In this case, investors would place a stop-loss order if they are uncertain of the future of a company. A recent example might have been when COVID-19 started to come onto the global radar in January 2020. If an investor had just paid $100 for shares in a cruise line, they might have been concerned about the potential impacts on the industry. 

They wanted to hold onto their shares in case COVID-19 was a non-event (if only!), but they placed a stop-loss order for $80, believing that a share price drop of that size would indicate massive damage to the industry. They sold their shares for less than they paid for them, but didn't risk holding onto shares that continue to decrease in value in the short term - with no guarantee of it increasing again.

If you’re investing in inverse ETFs

Stop-loss orders also can help you limit your losses when you invest in inverse ETFs. These ETFs are designed to be "traded" and are speculative, so before you consider investing in them, do your research and understand the risks!

Given many of us are asleep when the US markets are open (apart from a couple of committed traders - we see you!), stop-loss orders can offer an insurance policy for Inverse ETFs.

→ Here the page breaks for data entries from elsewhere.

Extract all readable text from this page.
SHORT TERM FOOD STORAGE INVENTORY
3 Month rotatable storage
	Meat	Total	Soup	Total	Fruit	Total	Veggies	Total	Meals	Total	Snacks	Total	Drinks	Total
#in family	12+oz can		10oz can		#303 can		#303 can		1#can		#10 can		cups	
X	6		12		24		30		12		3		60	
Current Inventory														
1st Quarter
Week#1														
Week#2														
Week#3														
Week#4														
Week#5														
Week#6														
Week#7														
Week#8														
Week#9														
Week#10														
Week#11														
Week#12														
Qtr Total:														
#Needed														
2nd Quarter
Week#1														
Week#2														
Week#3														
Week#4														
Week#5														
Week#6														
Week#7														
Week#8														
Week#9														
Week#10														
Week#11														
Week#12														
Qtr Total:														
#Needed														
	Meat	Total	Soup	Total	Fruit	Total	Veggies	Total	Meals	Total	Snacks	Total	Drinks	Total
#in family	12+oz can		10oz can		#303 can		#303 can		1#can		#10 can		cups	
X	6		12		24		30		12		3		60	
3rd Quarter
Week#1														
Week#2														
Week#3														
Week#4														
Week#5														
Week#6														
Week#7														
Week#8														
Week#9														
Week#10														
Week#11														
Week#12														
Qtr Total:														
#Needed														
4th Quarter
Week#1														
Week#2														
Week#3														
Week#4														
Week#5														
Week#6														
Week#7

If you make a stop-loss order, it’ll kick into action if share prices don’t drop as you expected them to, and the Inverse ETF you invested starts dropping in value. You may still lose money, but not as much as you could have otherwise. 

Note: With Hatch, you're only allowed to have one pending sell order for each share you own (i.e if you own 1 Apple share, you can only have one pending order to sell that 1 Apple share).